A significant proportion of patients with PAH fail to achieve or maintain treatment goals with PDE5i therapy. This may indicate impairment of the nitric oxide–soluble guanylate cyclase (sGC) pathway, leading to insufficient endogenous cyclic guanosine monophosphate levels. Data from the single-arm, open-label RESPITE study provided preliminary evidence that these patients may benefit from switching from PDE5i to riociguat, an sGC stimulator.

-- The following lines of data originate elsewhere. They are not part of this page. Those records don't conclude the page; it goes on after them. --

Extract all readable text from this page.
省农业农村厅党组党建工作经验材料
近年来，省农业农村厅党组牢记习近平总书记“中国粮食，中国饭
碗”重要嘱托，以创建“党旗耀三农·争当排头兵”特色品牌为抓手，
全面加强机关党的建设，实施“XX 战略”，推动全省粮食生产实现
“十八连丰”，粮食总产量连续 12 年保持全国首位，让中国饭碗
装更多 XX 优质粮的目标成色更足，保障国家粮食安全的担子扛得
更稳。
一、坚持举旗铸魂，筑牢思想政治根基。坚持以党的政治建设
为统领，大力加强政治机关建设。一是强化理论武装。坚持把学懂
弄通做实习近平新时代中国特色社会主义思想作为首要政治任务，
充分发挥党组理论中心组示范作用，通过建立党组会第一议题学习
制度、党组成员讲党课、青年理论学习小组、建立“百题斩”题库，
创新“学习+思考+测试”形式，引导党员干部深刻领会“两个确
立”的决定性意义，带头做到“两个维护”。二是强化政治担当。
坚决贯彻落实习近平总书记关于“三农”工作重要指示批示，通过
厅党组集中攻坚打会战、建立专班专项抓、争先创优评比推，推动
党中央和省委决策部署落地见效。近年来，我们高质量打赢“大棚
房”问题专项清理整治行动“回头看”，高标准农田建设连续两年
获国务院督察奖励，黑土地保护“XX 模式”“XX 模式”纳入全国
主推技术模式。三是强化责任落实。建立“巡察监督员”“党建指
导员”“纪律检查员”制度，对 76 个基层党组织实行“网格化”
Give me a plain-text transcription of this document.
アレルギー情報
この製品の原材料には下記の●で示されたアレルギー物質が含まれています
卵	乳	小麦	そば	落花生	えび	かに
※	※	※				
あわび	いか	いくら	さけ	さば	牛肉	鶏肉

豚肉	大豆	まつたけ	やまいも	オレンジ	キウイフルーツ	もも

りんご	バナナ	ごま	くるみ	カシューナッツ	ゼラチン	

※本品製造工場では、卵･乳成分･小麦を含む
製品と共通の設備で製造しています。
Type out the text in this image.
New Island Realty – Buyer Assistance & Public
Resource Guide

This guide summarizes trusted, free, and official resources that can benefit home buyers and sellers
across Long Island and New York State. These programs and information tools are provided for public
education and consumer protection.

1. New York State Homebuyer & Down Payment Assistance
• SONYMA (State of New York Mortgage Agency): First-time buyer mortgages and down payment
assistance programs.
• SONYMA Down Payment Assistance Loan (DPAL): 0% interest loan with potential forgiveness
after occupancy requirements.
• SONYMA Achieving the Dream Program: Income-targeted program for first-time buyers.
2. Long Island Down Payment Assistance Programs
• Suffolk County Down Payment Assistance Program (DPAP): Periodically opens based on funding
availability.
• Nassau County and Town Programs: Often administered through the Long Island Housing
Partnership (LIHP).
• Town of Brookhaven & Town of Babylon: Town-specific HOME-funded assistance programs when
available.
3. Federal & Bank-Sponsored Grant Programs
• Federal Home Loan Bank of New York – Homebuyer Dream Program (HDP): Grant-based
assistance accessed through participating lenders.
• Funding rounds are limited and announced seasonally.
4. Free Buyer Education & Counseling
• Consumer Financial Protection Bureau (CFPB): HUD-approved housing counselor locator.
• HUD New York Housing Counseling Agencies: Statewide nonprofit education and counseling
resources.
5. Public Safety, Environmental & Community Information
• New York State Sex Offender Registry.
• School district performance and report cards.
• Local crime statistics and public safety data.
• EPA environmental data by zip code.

REPLACE is a prospective, randomized, international, multicenter, two-arm, 24-week, controlled, open-label study in patients aged 18–75 years with PAH who do not achieve or maintain treatment goals with PDE5i therapy. Insufficient clinical response to PDE5i therapy at screening is determined by: World Health Organization (WHO) functional class (FC) III and 6-minute walking distance (6MWD) 165–440 m, despite stable doses of PDE5i with or without background endothelin receptor antagonists (ERAs). Eligible patients will be randomized to remain on PDE5i treatment (sildenafil 60 mg minimum daily or once-daily tadalafil 20–40 mg) or switch to riociguat up to a maximum of 2.5 mg tid (dose adjusted from a starting dose of 1.0 mg tid) (figure). Riociguat therapy will be initiated following washout periods of 24 and 48 hours for sildenafil and tadalafil, respectively. ERA treatment will be continued at the stable dose in both arms.
The planned enrollment of REPLACE is 218 patients. The primary efficacy endpoint ‘satisfactory clinical response’ will be assessed at Week 24 and is defined as a composite fulfillment of 2 of the 3 parameters – ≥10% or ≥30 m increase from baseline in 6MWD; WHO FC I or II; and ≥30% reduction from baseline N-terminal prohormone of brain natriuretic peptide (NT-proBNP) – in the absence of clinical worsening. This will be reviewed and confirmed by an independent clinical endpoint committee. Secondary efficacy outcomes will comprise change from baseline in 6MWD (blinded assessment), NT-proBNP, WHO FC (blinded assessment), and clinical worsening. Exploratory analyses will include quality of life (Living with Pulmonary Hypertension questionnaire), modified REVEAL risk score, and cardiac magnetic resonance imaging of a subset of patients. Safety will be evaluated by adverse events and all-cause mortality.
The REPLACE study will evaluate whether it is clinically beneficial to switch patients with PAH who do not achieve or maintain treatment goals with PDE5i therapy to riociguat.